Addressing Behavior Issues at Meetings
FA meetings are usually calm and orderly. Under Tradition Three, they are open to any person who wants to stop eating addictively. However, there have been occasions when individuals who attend FA meetings engage in actions that offend or alarm other members. Such behavior can have a disruptive effect on the meeting and its members.
Disruptive behavior can take many forms; the types will vary in degree from minor to serious. Some issues may simply be one-time occurrences. Others may require patience, and faith that the problem will resolve itself. In these circumstances, it is helpful to remember the slogan that suggests we “keep our eyes on our own plate.”
Though rare, disruptive behavior may be so problematic that it needs to be addressed for the good of the members, and the effectiveness of the meeting. MESA (the Meeting Effectiveness, Support, and Assistance subcommittee of the World Service Twelfth Step Committee) offers the following suggestions.
- Discuss the issue with your sponsor. Do some writing and ask your Higher Power for help. Sponsors can provide guidance and assist in discerning when action must be taken as well as what should be done and how. Asking for help from long-term members can also lead to a resolution.
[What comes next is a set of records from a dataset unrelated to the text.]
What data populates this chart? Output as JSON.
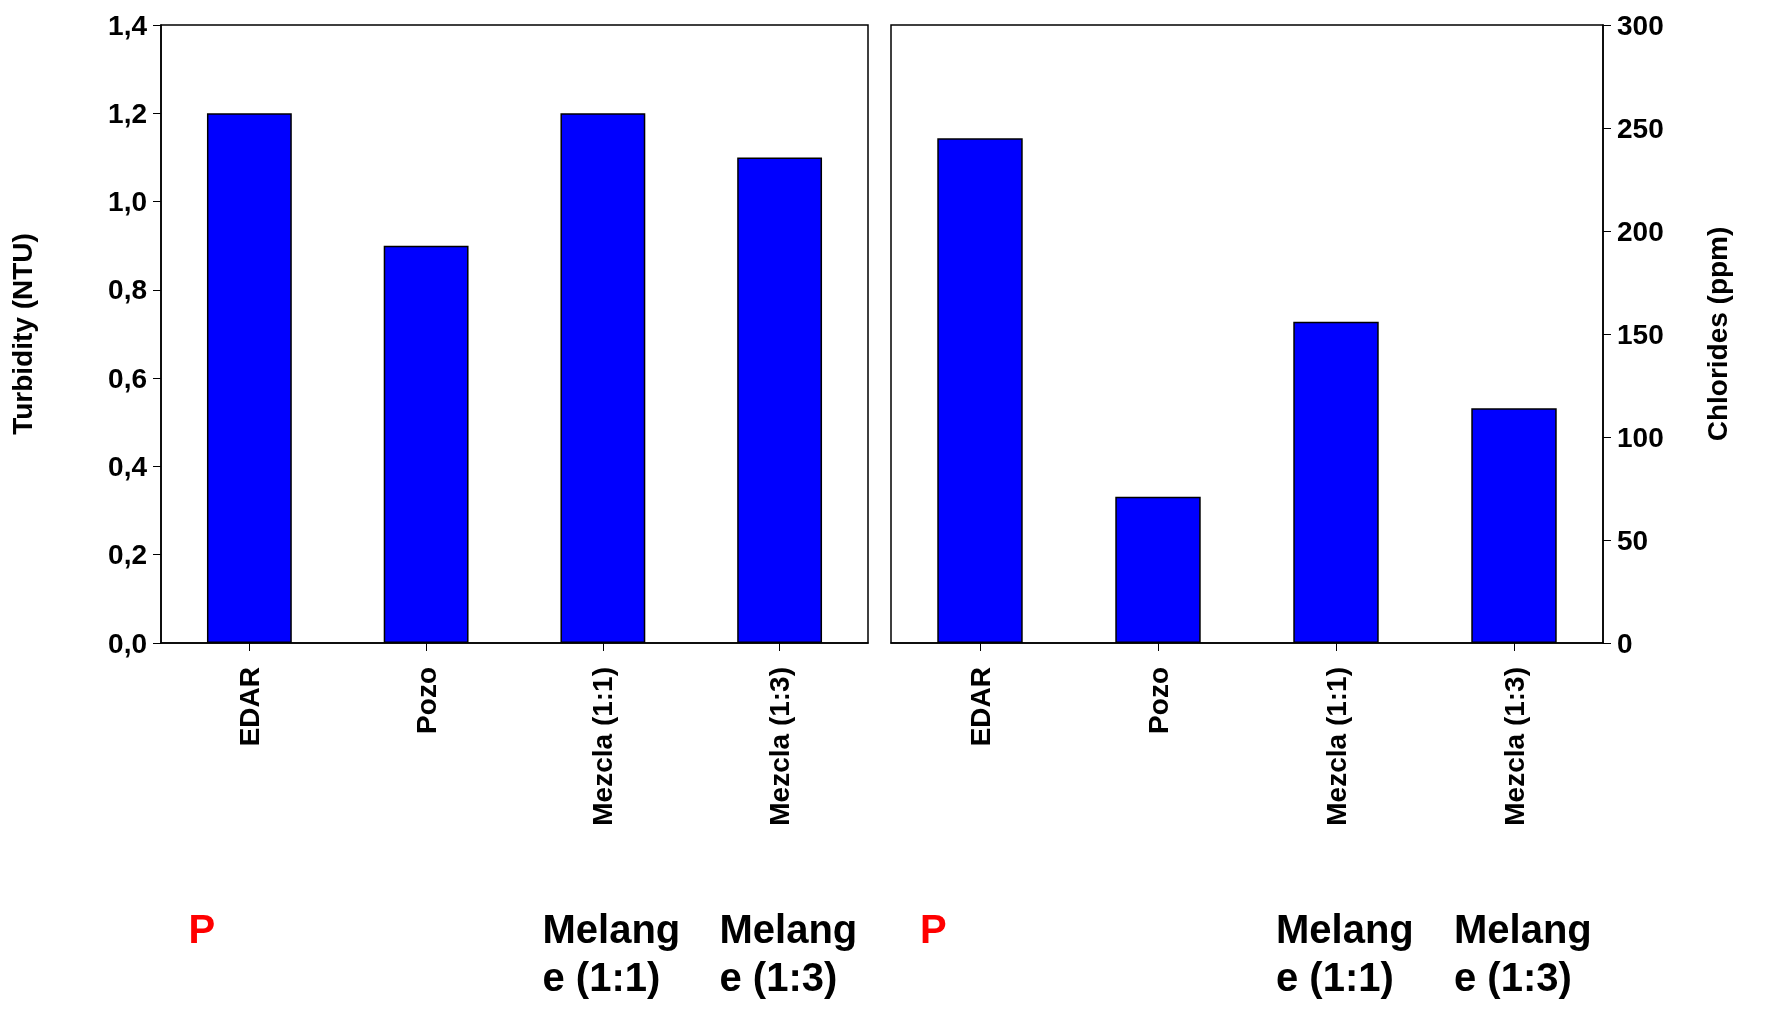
{
  "chart_data": [
    {
      "type": "bar",
      "categories": [
        "EDAR",
        "Pozo",
        "Mezcla (1:1)",
        "Mezcla (1:3)"
      ],
      "ylabel": "Turbidity (NTU)",
      "series": [
        {
          "color": "#0000ff",
          "values": [
            1.2,
            0.9,
            1.2,
            1.1
          ]
        }
      ],
      "ylim": [
        0,
        1.4
      ],
      "yticks": [
        {
          "value": 0,
          "label": "0,0"
        },
        {
          "value": 0.2,
          "label": "0,2"
        },
        {
          "value": 0.4,
          "label": "0,4"
        },
        {
          "value": 0.6,
          "label": "0,6"
        },
        {
          "value": 0.8,
          "label": "0,8"
        },
        {
          "value": 1.0,
          "label": "1,0"
        },
        {
          "value": 1.2,
          "label": "1,2"
        },
        {
          "value": 1.4,
          "label": "1,4"
        }
      ],
      "annotations": [
        "P",
        "Melange (1:1)",
        "Melange (1:3)"
      ]
    },
    {
      "type": "bar",
      "categories": [
        "EDAR",
        "Pozo",
        "Mezcla (1:1)",
        "Mezcla (1:3)"
      ],
      "y2label": "Chlorides (ppm)",
      "series": [
        {
          "color": "#0000ff",
          "values": [
            245,
            71,
            156,
            114
          ],
          "axis": "y2"
        }
      ],
      "y2lim": [
        0,
        300
      ],
      "y2ticks": [
        0,
        50,
        100,
        150,
        200,
        250,
        300
      ],
      "annotations": [
        "P",
        "Melange (1:1)",
        "Melange (1:3)"
      ]
    }
  ]
}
- Bring the issue to the group at your business meeting. Because meetings are autonomous, problems are frequently solved by discussion at a business meeting and seeking a consensus or group conscience. The unity of the group will be protected if members refrain from gossiping about the issue.
- Direct communication is usually the best policy; a clear, kind, and calm approach often works.
- Call the MESA Helpline Team at firstname.lastname@example.org. A member will provide confidential consultation by telephone and/or email, while remaining true to the principles of meeting autonomy and group conscience.
- Occasionally, outside assistance may be called for.